Hipsters. They’re everywhere. You’ve seen them on skateboards, in the mall and at the club. You’ve seen them shrugging dismissively in Oakland, Calif., Willamsburg, Brooklyn and Austin, Tx. And, suddenly, in Barack Obama’s Washington, too. Recently, I encountered Hector, a teenager skateboarding with friends outside a McDonald’s in downtown D.C. He’s wearing a neon T-shirt, impossibly skinny jeans, and a bored expression. So, are you a hipster or what? “Man, no,” he says. He does not care much for labels. Can he have a cigarette?
By now, the traits of hipsterism are easily recognizable to culture vultures: Hipsters are white, urban, occasionally privileged, attitudinally earnest and functionally alternative. They live life at the intersection of Pabst Blue Ribbon and day-glo leggings—worn with irony, or maybe not. They listen to indie darlings like Pavement, or anthem rockers like Arcade Fire. Maybe even a little Wu-Tang. Everything obscure is good; a headband on some longhair of a man; a waifish girl sporting several thick gold chains.
The hipster—torn between ironic, “who cares if I’m wearing a tracksuit” detachment and the exhibitionism required to perform the trend—is complicating traditional ideas of identity and sexuality. And this lifestyle is all the more striking when the kids mixing white-boy silhouettes and post-punk swagger are already culturally conspicuous—when they are black.
So just what is a black hipster—a “blipster” or “alt-black”? Like many recent cultural trends, this one straddles race, politics, fashion and art. For the purposes of discussion, we’ll stick with men (though I have seen some Flock of Seagulls-looking black females out and about of late). As Lauren Cooper, a Howard University graduate who admits to an indie lifestyle, puts it, “It’s probably easier to pick out a black male ‘blipster’ than a female.”
Simply put: The racial archetypes that had defined the last 15 years of masculine street style have given way to a radically new aesthetic. Gone are the extra-long T-shirts, saggy jeans and Timbs long favored by young black men. They haven’t swapped them for the mopey, emo tees once favored by young whites. Rather, urban youth of all colors now rock snug pants, bright, oversized graphic tees, spotless vanity sneakers and hats with brims flatter than Kansas.
And a skateboard, too, if you can hack it.
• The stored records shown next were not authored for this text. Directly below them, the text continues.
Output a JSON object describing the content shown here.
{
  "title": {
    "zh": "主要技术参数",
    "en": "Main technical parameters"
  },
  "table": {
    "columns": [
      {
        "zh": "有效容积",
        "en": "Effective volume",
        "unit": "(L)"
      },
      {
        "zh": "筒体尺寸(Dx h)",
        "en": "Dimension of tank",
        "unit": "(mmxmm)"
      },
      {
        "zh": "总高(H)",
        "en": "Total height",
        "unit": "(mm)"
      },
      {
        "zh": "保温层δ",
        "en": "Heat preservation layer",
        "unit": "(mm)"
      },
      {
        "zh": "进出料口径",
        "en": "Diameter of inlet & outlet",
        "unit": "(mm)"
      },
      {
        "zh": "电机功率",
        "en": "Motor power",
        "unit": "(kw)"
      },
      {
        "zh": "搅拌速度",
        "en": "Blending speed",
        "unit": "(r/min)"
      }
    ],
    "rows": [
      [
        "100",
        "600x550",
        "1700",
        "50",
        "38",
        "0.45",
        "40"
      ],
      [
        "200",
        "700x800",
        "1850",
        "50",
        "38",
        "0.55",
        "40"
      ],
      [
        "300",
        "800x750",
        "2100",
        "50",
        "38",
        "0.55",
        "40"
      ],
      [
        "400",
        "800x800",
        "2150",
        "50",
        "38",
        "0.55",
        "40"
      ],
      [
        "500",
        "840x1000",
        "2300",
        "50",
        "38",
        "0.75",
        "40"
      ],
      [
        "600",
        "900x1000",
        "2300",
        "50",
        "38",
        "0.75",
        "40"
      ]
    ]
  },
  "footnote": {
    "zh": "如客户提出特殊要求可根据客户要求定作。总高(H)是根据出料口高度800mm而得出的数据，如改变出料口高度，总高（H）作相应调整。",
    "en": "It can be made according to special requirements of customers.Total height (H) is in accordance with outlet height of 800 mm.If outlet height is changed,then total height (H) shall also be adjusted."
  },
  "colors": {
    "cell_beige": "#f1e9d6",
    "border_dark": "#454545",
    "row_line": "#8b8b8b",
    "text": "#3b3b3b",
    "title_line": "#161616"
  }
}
More than anything, these black hipsters are the “Kick, Push” generation. Just as “swagga” has gone mainstream, the racially ambiguous fashion statements of Lupe Fiasco, Pharrell Williams of N.E.R.D. or black skateboarder Steve Williams have become a prominent urban aesthetic, from mallrats in San Diego to grown men in Chicago.
Part of the blipster look is born of utility. “You can’t really wear sagging jeans without being embarrassed on your skateboard,” says Himanshu Kumar of the band Das Racist. So pin-thin pants have joined the “Spitfire shirts and SB Dunks” named by Fiasco in his now-classic skateboarding rap as markers of the new style.